While the role of resolution is to automatically-generate a seed set of participants with high precision, extrapolation looks for the missing participants to improve recall. The final rankings of our APD algorithms is the list of resolved participants followed by the list of extrapolated participants. We retain the top 50 participants in this ranking, and Table 3
shows how our APD algorithms’ final rankings see a sharp increase in recall with a smaller drop in precision.
Extrapolation achieves its goal of improving recall, often needing very few examples of participants to identify others. At the same time, while precision decreases from resolution, it remains much higher than the baselines’ precision values. We used the one-tailed paired samples t
-test to evaluate the improvements of our APD approaches over the baselines’ results of Table 2
. With p
-values well below 0.01, the improvements in precision and recall are all statistically-significant at the 99% confidence level.
We attribute the drops in precision to two factors. First, extrapolation captures several entities that would normally be participants. For example, Ousmane Dembélé plays regularly for Barcelona, but he was injured for the match against Atlético Madrid. Even his absence, Dembélé could be interpreted as being an indirect participant, as described in Section 3
. Regardless of the interpretation, since our APD approach was unaware of his status, it identified him as a participant along the other Barcelona players.
Second, extrapolation captures several tangential concepts. For example, the teams and players in English football matches are related to the Premier League. Therefore when extrapolation could not find more relevant players, it continued listing concepts related to the Premier League and English teams in general. We also note that the three lowest precision values in the football matches came from the smallest datasets, indicating that the more comprehensive the pre-event domain is, the better the results.
A peculiar behaviour of our APD approach is that it often recalls around half of all participants, both in football and basketball. This value is not incidental. When one team is more popular than the other, NER and resolution predominantly capture players from that team. Consequently, extrapolation looks for participants that also belong to the more popular team. When this happens, our APD approach captures almost all of the participants from the popular team, but few from the other team, bringing the recall values to around 50% or 60%.

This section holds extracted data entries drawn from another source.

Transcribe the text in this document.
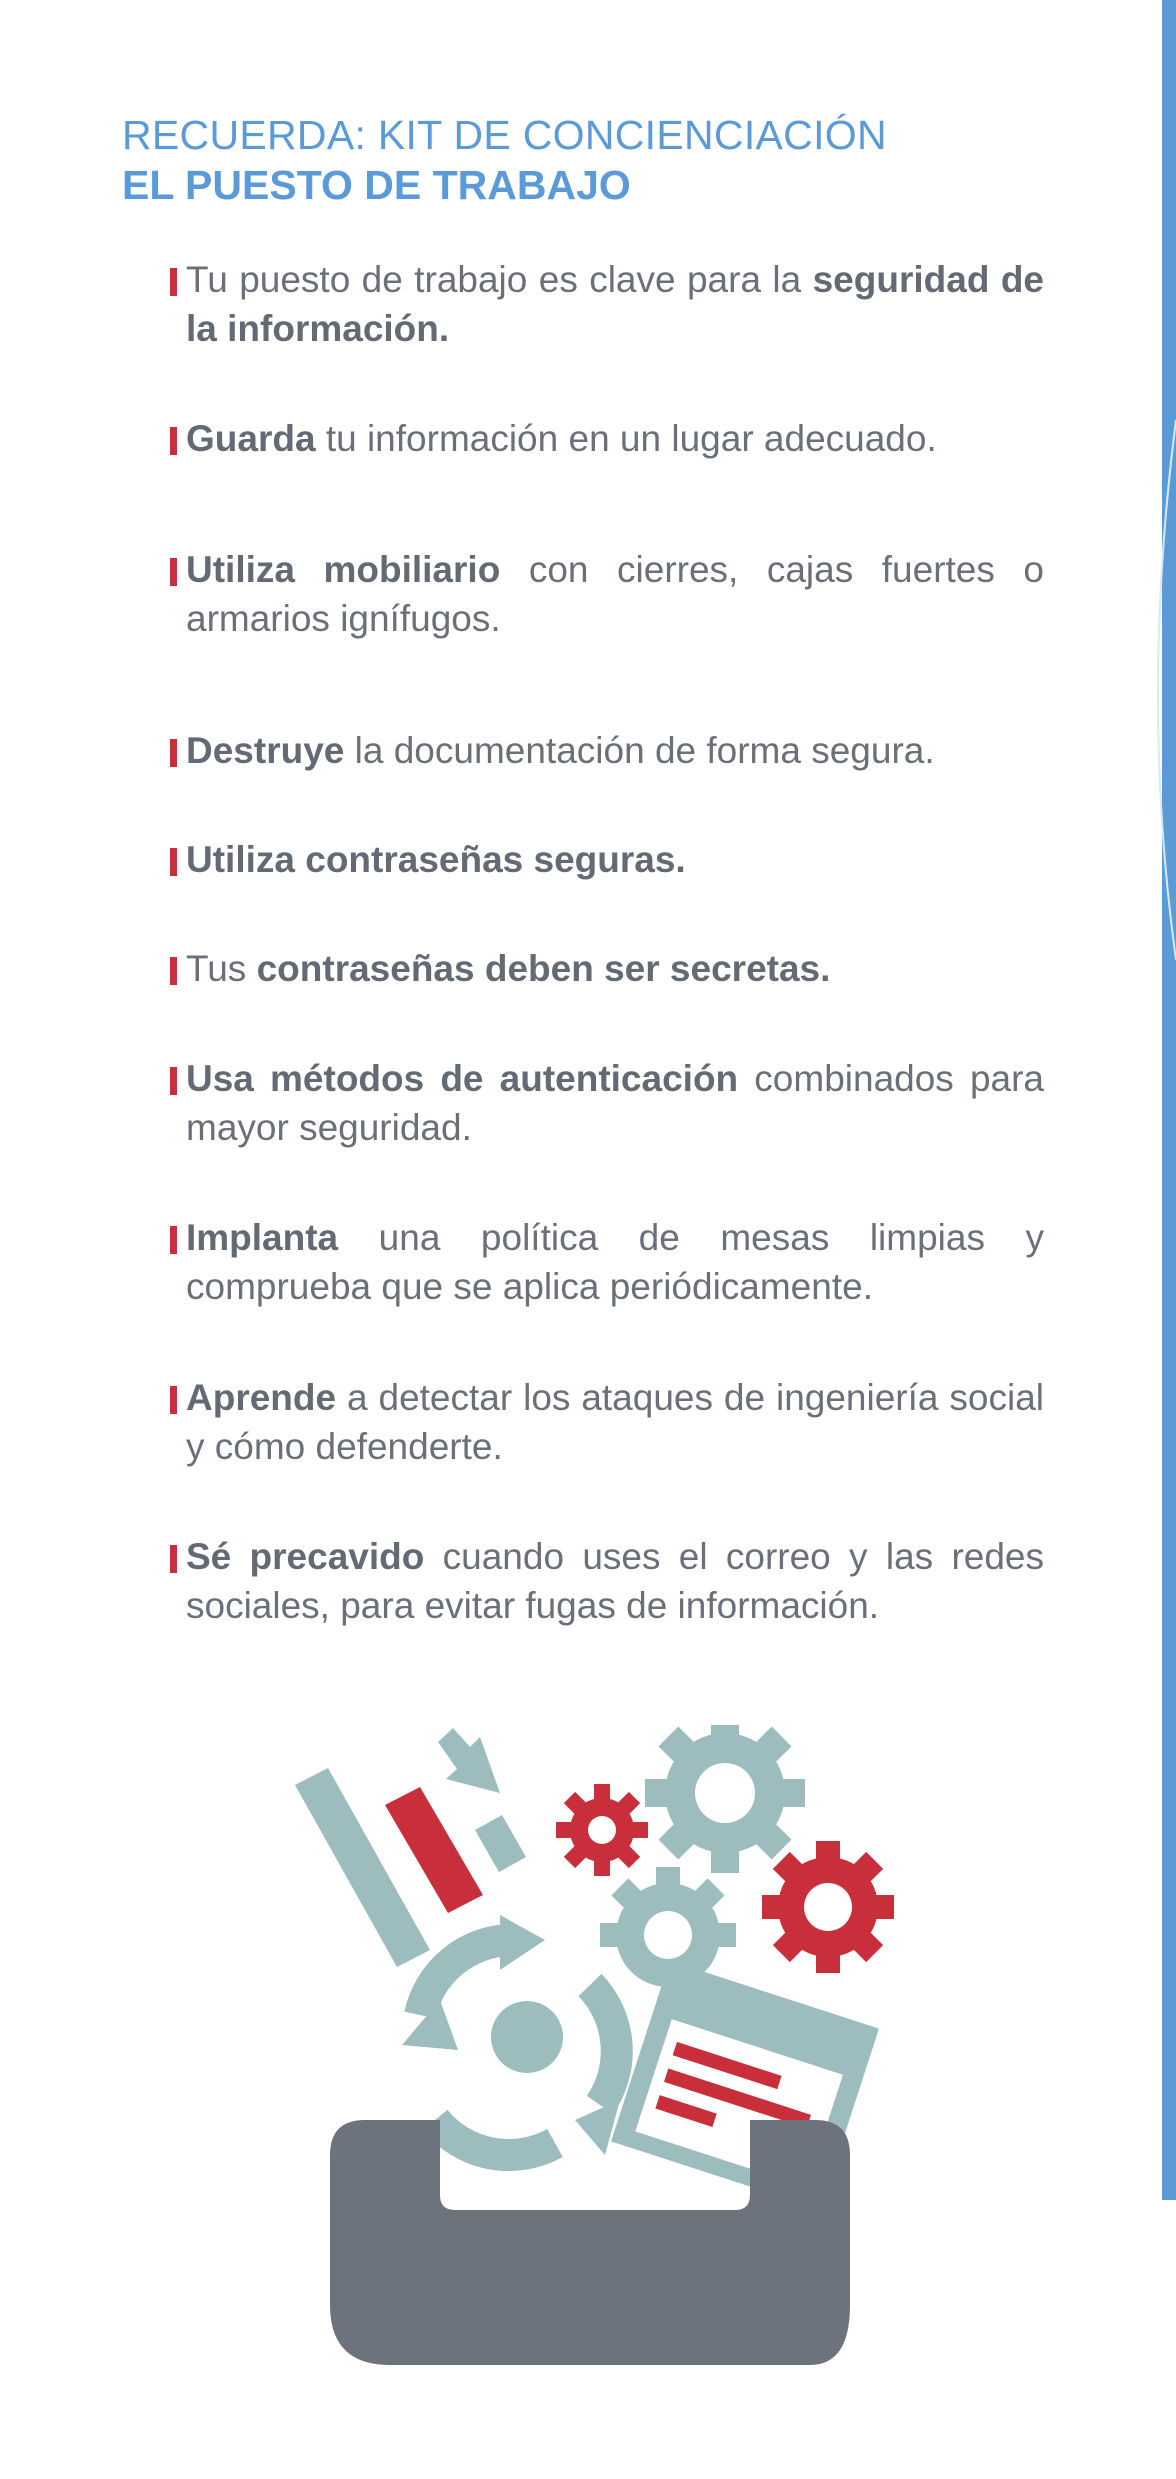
RECUERDA: KIT DE CONCIENCIACIÓN
EL PUESTO DE TRABAJO
Tu puesto de trabajo es clave para la seguridad de la información.
Guarda tu información en un lugar adecuado.
Utiliza mobiliario con cierres, cajas fuertes o armarios ignífugos.
Destruye la documentación de forma segura.
Utiliza contraseñas seguras.
Tus contraseñas deben ser secretas.
Usa métodos de autenticación combinados para mayor seguridad.
Implanta una política de mesas limpias y comprueba que se aplica periódicamente.
Aprende a detectar los ataques de ingeniería social y cómo defenderte.
Sé precavido cuando uses el correo y las redes sociales, para evitar fugas de información.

This observation exposes extrapolation’s reliance on resolution, and is confirmed in other datasets. Of particular interest are the matches between Liverpool and Burnley, and between Liverpool and Chelsea. These two events had similar recall values after resolution, but the latter did not succumb to bias. This happened because most of the resolved participants in the first match were Liverpool players, as shown in Figure 4
, so extrapolation sought other Liverpool players. Conversely, APD resolved a mix of Liverpool and Chelsea players in the second match, and extrapolation could detect participants from both sides.
Finally, the MAP results confirm that our APD approaches rank participants higher than unrelated concepts. Whereas NLTK and TwitterNER obtain MAP results of 0.36 and 0.46 respectively, our APD implementations based on NLTK and TwitterNER obtain MAP results of 0.68 and 0.69 respectively.